VarianJ: Thanks. As a newbie author, I always find inspiration in finding how other authors "made it".

Amanda: Yes, Cathy, BH has one female character...

Amanda: I'm having trouble with female characters, frankly...

Amanda: I don't do the "girl" thing very well. I find a lot of it boring.

Catherine Atkins: Amanda, in your opinion, what pushes a manuscript over the top so an editor will buy it while *still* requiring mountains of work on it? I see this question a lot, and wonder myself.

Catherine Atkins: As opposed to, not right for our list.

Amanda: From what I've seen, after an author gets to a certain point, it's just a matter of luck as to which editor sees it...

Amanda: The question is, what is that certain point? ...

VarianJ: I have another question

Amanda: Uniqueness is one biggie...

Amanda: And if you don't have a unique story--which most of us don't--then it becomes about how well you tell it. How well you make the reader forget they're reading, so they just start turning pages...

Amanda: I would say most of the top stuff in the slush piles doesn't do that. And I'm talking the top stuff, that's getting personalized rejections...

Amanda: So that stuff is the stuff that has to find an editor who is touched by it, who is willing to put her career on the line to bring a ms to its full potental. And that's just luck of the draw, a lot of the time.

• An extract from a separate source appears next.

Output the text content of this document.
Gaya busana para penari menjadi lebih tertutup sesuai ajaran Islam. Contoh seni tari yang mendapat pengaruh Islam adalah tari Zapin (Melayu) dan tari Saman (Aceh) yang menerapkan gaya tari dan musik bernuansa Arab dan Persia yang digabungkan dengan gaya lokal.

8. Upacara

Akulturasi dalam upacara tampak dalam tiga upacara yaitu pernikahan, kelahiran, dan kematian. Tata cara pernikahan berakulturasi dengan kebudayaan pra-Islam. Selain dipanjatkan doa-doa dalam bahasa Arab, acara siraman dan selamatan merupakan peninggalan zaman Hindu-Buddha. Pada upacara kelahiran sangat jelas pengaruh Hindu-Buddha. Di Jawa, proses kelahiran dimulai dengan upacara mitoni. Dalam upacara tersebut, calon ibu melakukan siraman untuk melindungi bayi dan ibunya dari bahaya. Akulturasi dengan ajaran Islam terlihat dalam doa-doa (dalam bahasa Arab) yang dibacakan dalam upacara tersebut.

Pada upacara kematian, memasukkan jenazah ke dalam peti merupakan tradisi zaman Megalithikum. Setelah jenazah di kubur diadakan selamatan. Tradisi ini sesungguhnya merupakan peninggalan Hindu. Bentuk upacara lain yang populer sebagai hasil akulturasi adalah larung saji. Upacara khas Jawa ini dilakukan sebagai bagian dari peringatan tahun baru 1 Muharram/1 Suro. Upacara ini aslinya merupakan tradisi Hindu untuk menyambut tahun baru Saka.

Catherine Atkins: That surprised me, and really, still does, how much work--a whole new book or two sometimes, someone will have to do while still making the sale. Varian, go ahead.

VarianJ: Amanda, what is your opinion on the status of the YA genre? And is there anything of interest that you're reading now?

Amanda: Status in what way?

Amanda: As far as reading, I have some YA ready to read, but haven't begun. Annette Klause's new book for one . I'm reading Art and Fear, plus some nonfiction about the Trojan war, at the moment.

Catherine Atkins: Varian, do you mean how YA is seen from the outside? Not too favorably, in my opinion? Can you expand on your question?

Amanda: If you mean marketing, I hear that YA is hot.

Catherine Atkins: I think from the inside, YA is growing--Amanda, do you agree? I think I've heard you say it's an exciting time to be writing YA.

VarianJ: Sorry, I meant how a YA author that has been published for a while sees YA.

Amanda: Cathy, I think it's exciting, and sick-making, too, honestly.

Catherine Atkins: Ah, sick-making how?

Amanda: How do I see YA? I see, like Cathy said, that it's wide open for us to explore any methods we care to try...

Amanda: How to word this...

Amanda: I think that marketing is making buzz where buzz otherwise wouldn't exist...

Amanda: And that there are some poor fools out there who are open to the belief that if it's being buzzed, it must be good...

Amanda: And that, unfortunately, some of those poor fools are the ones who ultimately affect how much money I get, how many books I sell, and whether my kids have food on the table. There, is that plain enough?

Catherine Atkins: The joy of buzz and marketing, yes.

Amanda: And an appalled silence falls over the crowd.

Catherine Atkins: More questions for Amanda? We'll be wrapping up soon.

VarianJ: Plain as sliced white bread. Thanks.

Shirley: I understand that

Catherine Atkins: A good topic for another show--breaking through the buzz! Creating your own, or something like that.

kimmar: I agree Amanda. Point well-made.

Catherine Atkins: I think, thanks to libraries, that good books do find an audience, if not a fortune. Or a living wage to the writer, sigh.

Amanda: Anybody else have a question? Or something to add?

Catherine Atkins: All right, I want to thank Amanda--A.M. Jenkins--for guesting tonight at the YA Cafe! Great, interesting thoughts, Amanda.

Catherine Atkins: Be sure to look for Beating Heart: A Ghost Story, coming out in January '06.

Amanda: Thanks for asking me, Cathy. I know everybody's busy at this time of year, so I'm glad you all came.

Shirley: Thanks, Amanda. You are interesting!

kimmar: thanks Amanda!

VarianJ: Thanks Amanda. I found it very insightful.

Hope: Thanks very much! I hope the chat log will eventually be on this website.

Catherine Atkins: Anyone who wishes can stay and chat a while. Thanks again, Amanda, and all for coming.

Amanda: I've enjoyed it!

WriterRoss: Very interesting discussion, Catherine and Amanda. Thanks for opening up.